3. La globalisation financière

Où l'on montre que la globalisation financière a d'importants antécédents, particulièrement au XIX° siècle ; que, déjà, cela supposait le respect d'un certain nombre de règles pour que les coûts ne l'emportent pas sur les avantages et que, sans aucun doute, ce sont ces règles qu'il faut amender aujourd'hui pour conférer au système des relations internationales la stabilité qui lui manque.

3.2. Gains et contraintes de la globalisation financière

Dossier réalisé par Etienne Farvacque





La critique la plus souvent avancée à l'encontre de la globalisation financière est lié à l'occurrence des crises, et notamment lorsque celles-ci frappent des pays en développement ou émergents. Ce paragraphe revient sur cette critique et évalue les arguments mis en avant par les adversaires de la mondialisation.
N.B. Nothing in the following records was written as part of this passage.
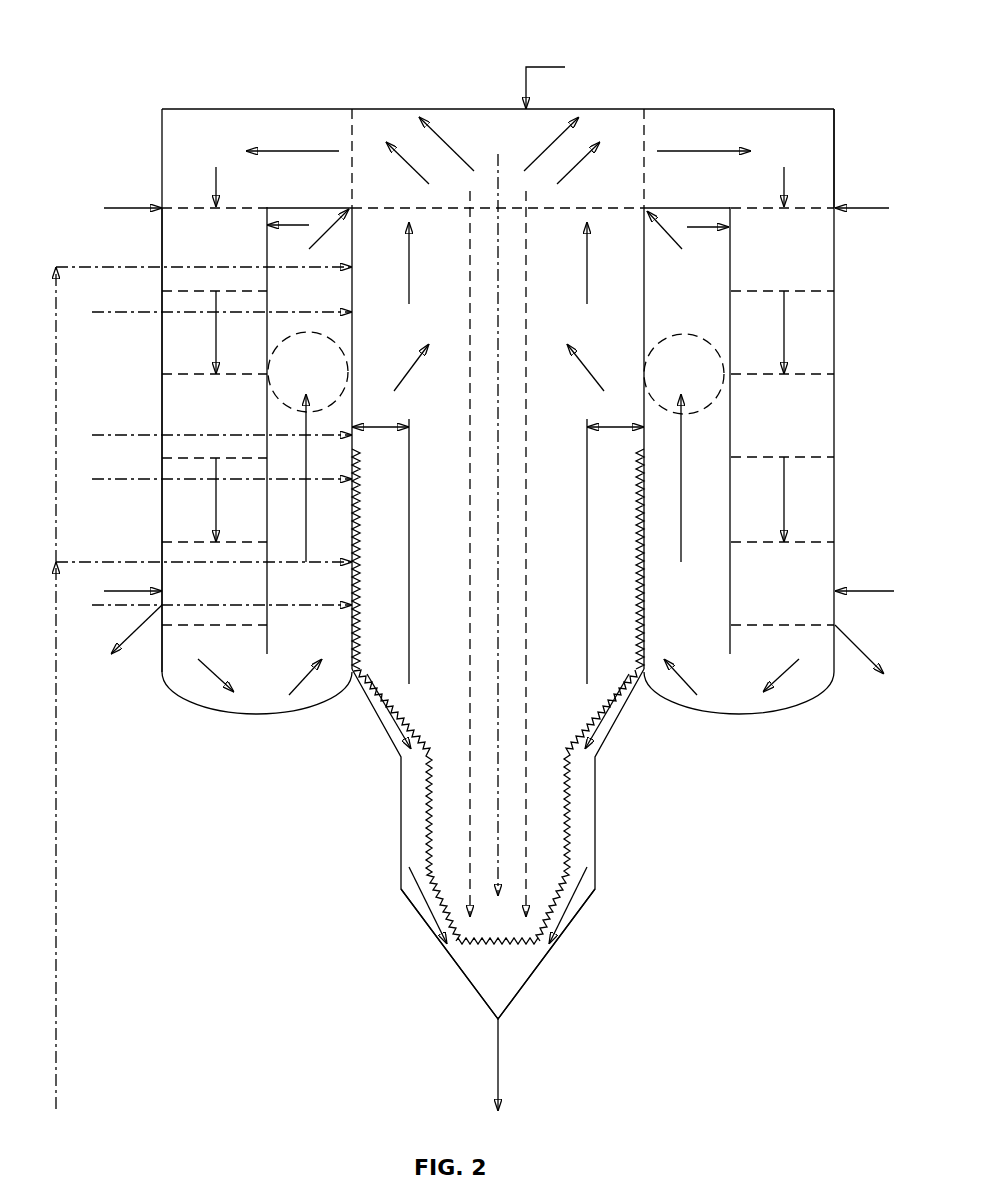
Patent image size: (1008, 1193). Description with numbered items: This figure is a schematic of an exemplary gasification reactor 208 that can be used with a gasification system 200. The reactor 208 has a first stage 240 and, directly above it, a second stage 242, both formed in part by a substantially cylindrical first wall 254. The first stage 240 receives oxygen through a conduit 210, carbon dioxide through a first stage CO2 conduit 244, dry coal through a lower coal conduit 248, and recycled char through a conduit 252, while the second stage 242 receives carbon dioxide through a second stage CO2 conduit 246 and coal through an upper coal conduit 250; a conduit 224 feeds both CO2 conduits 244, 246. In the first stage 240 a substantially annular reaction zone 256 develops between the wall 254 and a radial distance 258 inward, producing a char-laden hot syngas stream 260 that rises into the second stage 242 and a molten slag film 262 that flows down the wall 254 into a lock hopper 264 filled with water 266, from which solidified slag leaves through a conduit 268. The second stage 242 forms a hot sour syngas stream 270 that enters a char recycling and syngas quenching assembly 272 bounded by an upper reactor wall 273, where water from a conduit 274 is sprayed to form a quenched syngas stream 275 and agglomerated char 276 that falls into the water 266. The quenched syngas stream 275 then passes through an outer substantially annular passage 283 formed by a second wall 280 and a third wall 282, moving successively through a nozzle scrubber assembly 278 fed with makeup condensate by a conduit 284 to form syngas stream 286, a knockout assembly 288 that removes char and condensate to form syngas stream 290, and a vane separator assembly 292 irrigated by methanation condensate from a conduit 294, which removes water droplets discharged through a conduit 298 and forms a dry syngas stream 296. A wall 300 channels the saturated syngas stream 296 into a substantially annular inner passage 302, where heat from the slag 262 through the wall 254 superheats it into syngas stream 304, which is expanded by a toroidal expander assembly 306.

The gasification system 200 is at (132, 42).
The gasification reactor 208 is at (228, 100).
The conduit 210 is at (130, 606).
The conduit 224 is at (58, 905).
The first stage 240 is at (461, 643).
The second stage 242 is at (641, 246).
The first stage CO2 conduit 244 is at (130, 563).
The second stage CO2 conduit 246 is at (130, 268).
The lower coal conduit 248 is at (130, 436).
The upper coal conduit 250 is at (128, 313).
The conduit 252 is at (130, 480).
The first wall 254 is at (353, 300).
The annular reaction zone 256 is at (405, 528).
The radial distance 258 is at (380, 432).
The syngas stream 260 is at (410, 385).
The molten slag film 262 is at (362, 560).
The lock hopper 264 is at (535, 985).
The water 266 is at (518, 985).
The conduit 268 is at (500, 1060).
The syngas stream 270 is at (553, 145).
The char recycling and syngas quenching assembly 272 is at (517, 141).
The upper reactor wall 273 is at (397, 109).
The conduit 274 is at (330, 240).
The quenched syngas stream 275 is at (303, 152).
The agglomerated char 276 is at (500, 195).
The nozzle scrubber assembly 278 is at (230, 241).
The second wall 280 is at (268, 405).
The third wall 282 is at (163, 150).
The outer substantially annular passage 283 is at (837, 138).
The conduit 284 is at (556, 68).
The syngas stream 286 is at (217, 323).
The knockout assembly 288 is at (236, 431).
The syngas stream 290 is at (217, 500).
The vane separator assembly 292 is at (231, 595).
The conduit 294 is at (130, 592).
The syngas stream 296 is at (210, 680).
The conduit 298 is at (145, 640).
The wall 300 is at (268, 718).
The substantially annular inner passage 302 is at (351, 513).
The syngas stream 304 is at (307, 518).
The expander assembly 306 is at (330, 385).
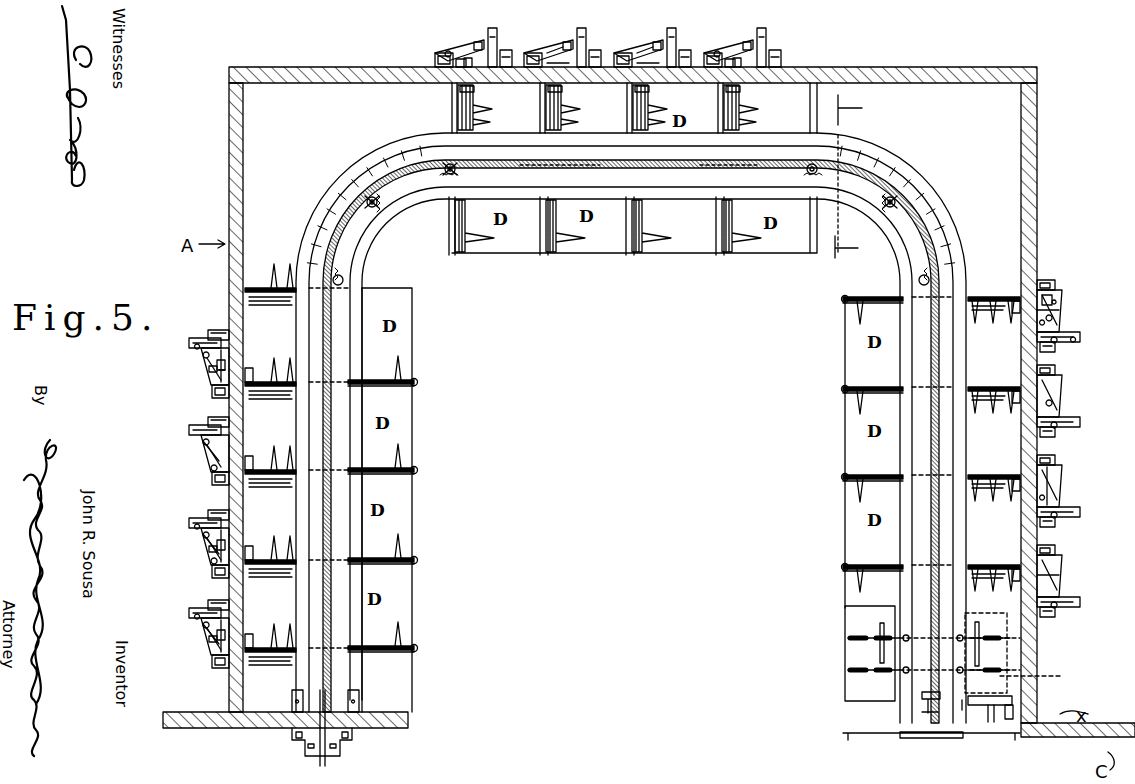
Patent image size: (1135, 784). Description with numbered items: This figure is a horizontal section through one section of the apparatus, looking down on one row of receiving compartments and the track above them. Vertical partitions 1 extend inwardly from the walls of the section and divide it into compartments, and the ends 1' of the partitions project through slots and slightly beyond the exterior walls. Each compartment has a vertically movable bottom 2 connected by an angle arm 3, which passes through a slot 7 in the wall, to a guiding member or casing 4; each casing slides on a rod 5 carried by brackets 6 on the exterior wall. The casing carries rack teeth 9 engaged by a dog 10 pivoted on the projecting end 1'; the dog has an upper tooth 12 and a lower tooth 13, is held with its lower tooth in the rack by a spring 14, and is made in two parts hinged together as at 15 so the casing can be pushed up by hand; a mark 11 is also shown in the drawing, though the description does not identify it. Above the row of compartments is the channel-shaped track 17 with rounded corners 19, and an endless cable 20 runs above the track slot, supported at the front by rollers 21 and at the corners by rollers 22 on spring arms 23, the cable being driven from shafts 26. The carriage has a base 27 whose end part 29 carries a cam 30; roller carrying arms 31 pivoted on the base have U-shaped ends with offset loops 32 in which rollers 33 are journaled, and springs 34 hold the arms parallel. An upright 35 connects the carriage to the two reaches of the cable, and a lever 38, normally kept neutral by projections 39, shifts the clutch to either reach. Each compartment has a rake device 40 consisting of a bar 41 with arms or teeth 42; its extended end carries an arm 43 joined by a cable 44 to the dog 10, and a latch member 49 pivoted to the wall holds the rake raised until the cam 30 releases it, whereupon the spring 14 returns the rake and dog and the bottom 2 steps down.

The vertical partition 1 is at (605, 482).
The projecting end of partition 1' is at (627, 286).
The vertically movable bottom 2 is at (412, 306).
The angle arm 3 is at (508, 62).
The guiding member or casing 4 is at (496, 32).
The rod 5 is at (498, 50).
The bracket 6 is at (656, 48).
The slot 7 is at (362, 345).
The rack teeth 9 is at (554, 50).
The dog 10 is at (446, 52).
The spacing dimension 11 is at (861, 176).
The upper tooth 12 is at (482, 42).
The lower tooth 13 is at (654, 86).
The spring 14 is at (436, 58).
The hinge of dog parts 15 is at (480, 44).
The channel-shaped track 17 is at (362, 688).
The rounded corners of track 19 is at (355, 175).
The endless cable 20 is at (326, 760).
The roller 21 is at (310, 758).
The roller 22 is at (447, 166).
The spring arm 23 is at (345, 262).
The shaft 26 is at (300, 748).
The base of carriage 27 is at (845, 612).
The end part of base 29 is at (1040, 675).
The cam 30 is at (1010, 720).
The roller carrying arm 31 is at (884, 626).
The offset loop 32 is at (918, 636).
The roller 33 is at (906, 638).
The spring 34 is at (848, 662).
The upright 35 is at (922, 700).
The lever 38 is at (1012, 700).
The projection 39 is at (996, 724).
The rake device 40 is at (414, 472).
The bar 41 is at (416, 382).
The arm or tooth 42 is at (404, 362).
The arm 43 is at (468, 50).
The cable 44 is at (738, 52).
The latch member 49 is at (455, 96).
Nous commençons ce paragraphe par un aperçu des gains, à travers ce que l'on a pu appeler le "consensus de Washington", ici présenté par Philippe Martin, Professeur à l'Université Paris 1. Comme le montre Martin, les gains ne vont pas sans risques induits, d'où la nécessité d'une une définition de ces risques, façon probablement scholastique d'envisager un phénomène, mais qui permet de montrer que la globalisation financière ne fait que révéler ou accentue des phénomènes déjà à l'œuvre dans les systèmes financiers domestiques. Cette définition de l'instabilité financière est due à Frederic Mishkin, de l'Université de Columbia.
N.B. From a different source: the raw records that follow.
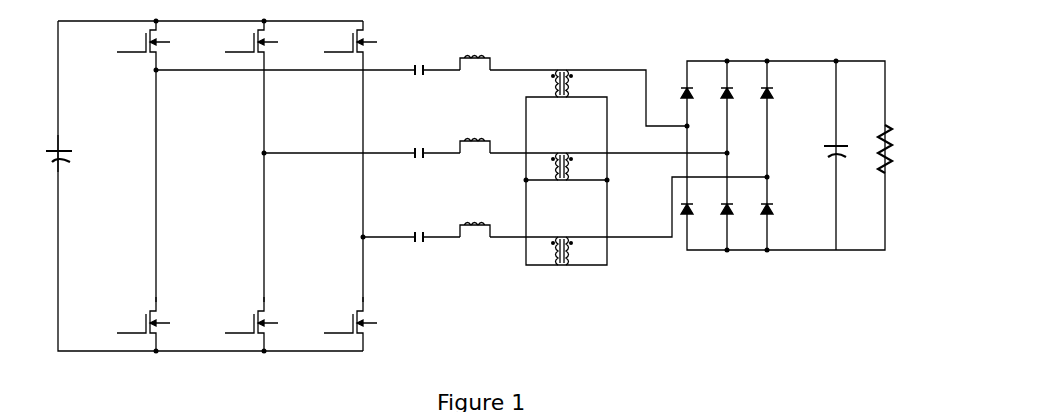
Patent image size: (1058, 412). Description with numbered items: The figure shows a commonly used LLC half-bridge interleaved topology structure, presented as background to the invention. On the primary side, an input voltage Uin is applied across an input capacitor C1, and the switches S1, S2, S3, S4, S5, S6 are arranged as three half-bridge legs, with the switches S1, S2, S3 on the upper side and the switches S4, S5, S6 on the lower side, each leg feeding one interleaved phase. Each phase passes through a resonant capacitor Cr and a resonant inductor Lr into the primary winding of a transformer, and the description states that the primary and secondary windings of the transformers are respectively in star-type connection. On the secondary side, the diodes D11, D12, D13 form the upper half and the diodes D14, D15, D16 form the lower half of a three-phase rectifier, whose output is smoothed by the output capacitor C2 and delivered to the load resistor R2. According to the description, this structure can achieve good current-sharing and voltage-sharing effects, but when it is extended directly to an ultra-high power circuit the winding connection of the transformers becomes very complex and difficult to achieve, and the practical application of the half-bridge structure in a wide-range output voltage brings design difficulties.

The switch S1 is at (143, 45).
The switch S2 is at (250, 45).
The switch S3 is at (338, 45).
The switch S4 is at (139, 324).
The switch S5 is at (245, 324).
The switch S6 is at (348, 324).
The input voltage Uin is at (37, 149).
The input capacitor C1 is at (70, 170).
The resonant capacitor Cr is at (416, 142).
The resonant inductor Lr is at (475, 138).
The rectifier diode D11 is at (698, 94).
The rectifier diode D12 is at (738, 94).
The rectifier diode D13 is at (779, 93).
The rectifier diode D14 is at (698, 210).
The rectifier diode D15 is at (739, 210).
The rectifier diode D16 is at (782, 211).
The output capacitor C2 is at (845, 140).
The load resistor R2 is at (904, 149).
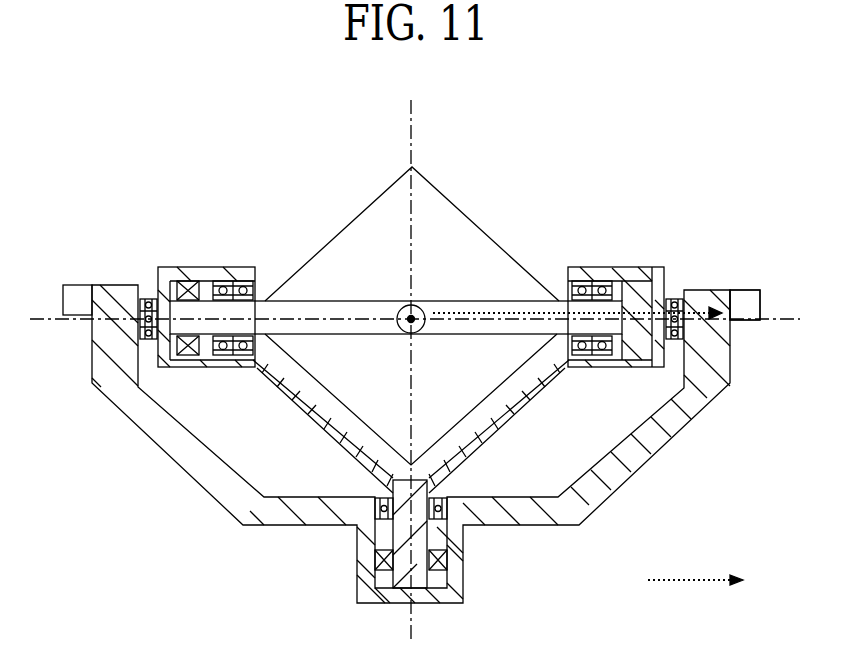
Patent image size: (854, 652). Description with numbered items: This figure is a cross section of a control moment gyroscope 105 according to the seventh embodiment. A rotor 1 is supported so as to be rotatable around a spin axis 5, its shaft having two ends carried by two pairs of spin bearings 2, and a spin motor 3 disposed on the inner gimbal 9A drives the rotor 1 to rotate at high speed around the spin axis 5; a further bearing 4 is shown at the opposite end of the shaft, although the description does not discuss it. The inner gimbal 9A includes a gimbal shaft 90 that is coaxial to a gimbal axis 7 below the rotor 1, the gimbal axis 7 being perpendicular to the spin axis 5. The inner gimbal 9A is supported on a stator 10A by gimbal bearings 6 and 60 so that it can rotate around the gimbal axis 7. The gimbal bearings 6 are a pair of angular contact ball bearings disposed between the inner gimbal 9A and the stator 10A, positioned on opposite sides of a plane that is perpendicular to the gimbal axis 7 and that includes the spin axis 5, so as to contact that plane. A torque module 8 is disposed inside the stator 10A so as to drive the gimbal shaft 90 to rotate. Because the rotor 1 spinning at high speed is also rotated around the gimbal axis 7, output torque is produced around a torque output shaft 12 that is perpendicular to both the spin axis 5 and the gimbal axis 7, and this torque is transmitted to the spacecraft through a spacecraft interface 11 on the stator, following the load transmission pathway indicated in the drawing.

The control moment gyroscope 105 is at (153, 90).
The gimbal axis 7 is at (412, 132).
The spin axis 5 is at (785, 319).
The rotor 1 is at (480, 223).
The torque output shaft 12 is at (398, 312).
The spin bearings 2 is at (242, 281).
The spin motor 3 is at (189, 283).
The ball bearing 4 is at (596, 281).
The gimbal bearings 6 is at (148, 298).
The inner gimbal 9A is at (163, 367).
The stator 10A is at (698, 303).
The spacecraft interface 11 is at (742, 306).
The gimbal bearing 60 is at (358, 522).
The gimbal shaft 90 is at (413, 541).
The torque module 8 is at (448, 561).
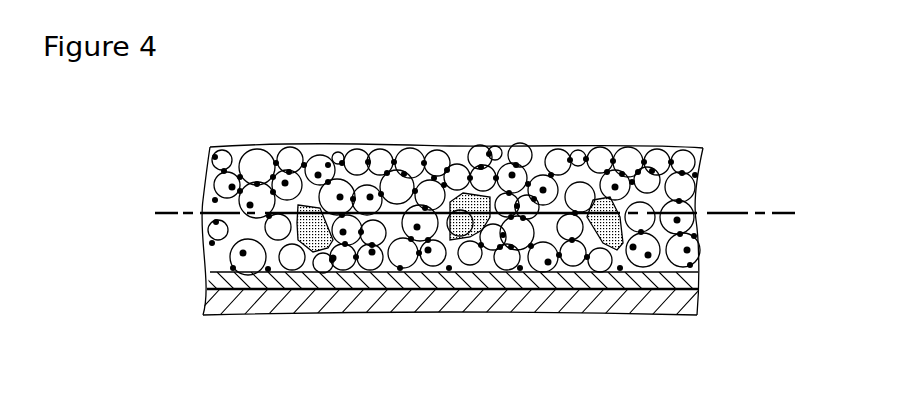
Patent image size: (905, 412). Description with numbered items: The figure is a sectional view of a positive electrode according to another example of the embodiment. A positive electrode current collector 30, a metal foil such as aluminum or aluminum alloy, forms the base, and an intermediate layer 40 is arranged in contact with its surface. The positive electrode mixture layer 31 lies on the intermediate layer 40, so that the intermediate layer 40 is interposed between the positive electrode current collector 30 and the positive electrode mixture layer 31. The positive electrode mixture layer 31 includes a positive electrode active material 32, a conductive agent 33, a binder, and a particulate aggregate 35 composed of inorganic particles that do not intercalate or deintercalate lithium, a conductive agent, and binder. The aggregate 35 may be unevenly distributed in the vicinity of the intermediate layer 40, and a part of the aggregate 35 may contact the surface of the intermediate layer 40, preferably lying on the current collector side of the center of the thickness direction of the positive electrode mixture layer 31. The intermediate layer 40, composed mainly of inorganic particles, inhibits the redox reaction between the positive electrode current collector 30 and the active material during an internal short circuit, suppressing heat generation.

The positive electrode current collector 30 is at (472, 311).
The positive electrode mixture layer 31 is at (704, 196).
The positive electrode active material 32 is at (498, 147).
The conductive agent 33 is at (380, 148).
The aggregate 35 is at (300, 147).
The intermediate layer 40 is at (702, 280).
Le document suivant est un extrait d'un texte récent de Maurice Obstfeld et Alan Taylor, qui montrent combien les questions qui se posent aujourd'hui auraient déjà pu l'être, au vocabulaire près probablement, à l'époque de la Renaissance ! Ce qui ne veut pas dire pour autant que la globalisation soit inoffensive, mais que la nature des problèmes soulevés n'est pas forcément très différente.

Ce document nous conduit donc à une autre question, qui est celle de l'évaluation des conséquences des crises financières. Nous faisons ici référence aux travaux de deux historiens de l'économie, Barry Eichengreen et Michael Bordo. Ces auteurs montrent, dans le document que nous citons, que les crises ne sont pas devenues plus "sévères" dans la dernière phase de globalisation, au contraire, mais que leurs conséquences peuvent en moyenne être plus longues à surmonter que lors des crises d'avant 1914. Autrement dit, en moyenne, un pays qui connaît une crise financière aujourd'hui voit son PIB diminuer moins qu'autrefois, mais mettra plus longtemps à revenir au niveau initial.
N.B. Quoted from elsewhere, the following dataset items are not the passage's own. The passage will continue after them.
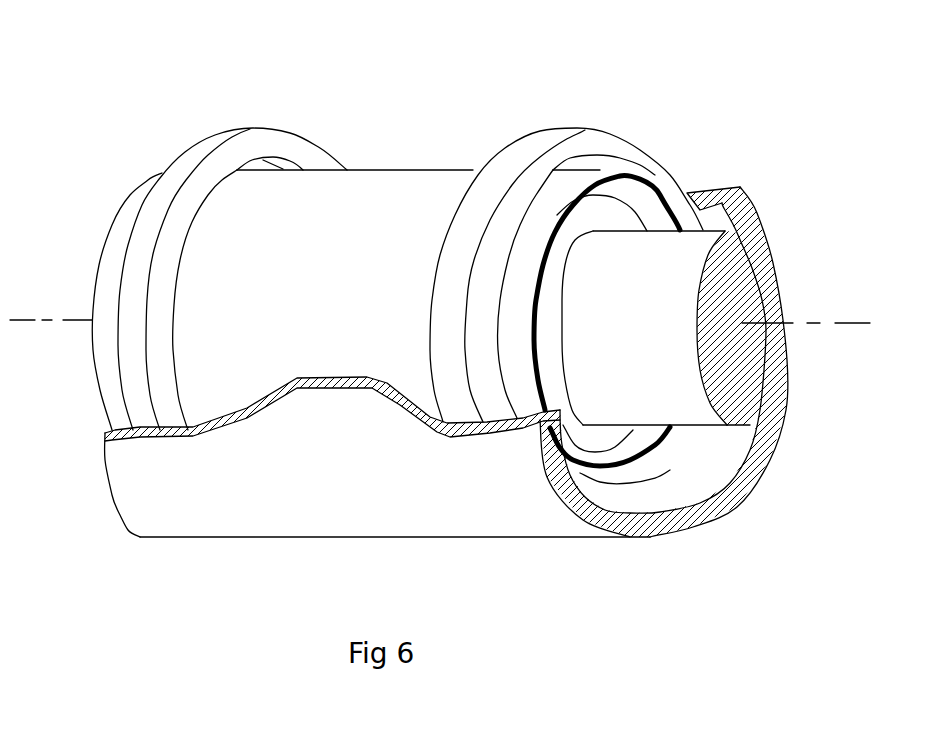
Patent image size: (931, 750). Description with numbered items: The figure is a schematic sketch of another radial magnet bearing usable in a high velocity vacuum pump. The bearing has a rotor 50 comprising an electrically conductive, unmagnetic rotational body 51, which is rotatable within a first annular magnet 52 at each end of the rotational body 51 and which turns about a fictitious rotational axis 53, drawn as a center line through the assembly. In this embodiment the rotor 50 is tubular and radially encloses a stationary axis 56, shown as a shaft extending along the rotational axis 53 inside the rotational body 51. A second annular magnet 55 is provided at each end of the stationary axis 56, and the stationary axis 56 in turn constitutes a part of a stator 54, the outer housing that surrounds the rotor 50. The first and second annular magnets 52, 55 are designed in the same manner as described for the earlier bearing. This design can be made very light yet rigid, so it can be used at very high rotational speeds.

The rotor 50 is at (137, 114).
The rotational body 51 is at (363, 223).
The first annular magnet 52 is at (283, 140).
The rotational axis 53 is at (855, 323).
The stator 54 is at (495, 483).
The second annular magnet 55 is at (593, 218).
The stationary axis 56 is at (660, 370).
Si les crises financières sont consubstantielles du développement de la finance, qu'elle soit interne ou globalisée, il reste à prouver que le jeu puisse en valoir la chandelle : pourquoi en effet prendre le risque d'une crise si celle-ci est coûteuse ? Le dernier document répond à cette question en montrant le lien qui peut exister entre l'ouverture aux flux de capitaux extérieurs et l'élévation du niveau de vie, via l'accélération de la croissance économique. Cela étant, comme le montre également ce document, la libéralisation financière ne saurait être une panacée, les conditions préalables à sa mise en œuvre sont essentielles. Un pays souffrant de déséquilibres internes (inflation, …) doit d'abord équilibrer ses comptes internes avant d'espérer pouvoir tirer partie des avantages de l'ouverture financière.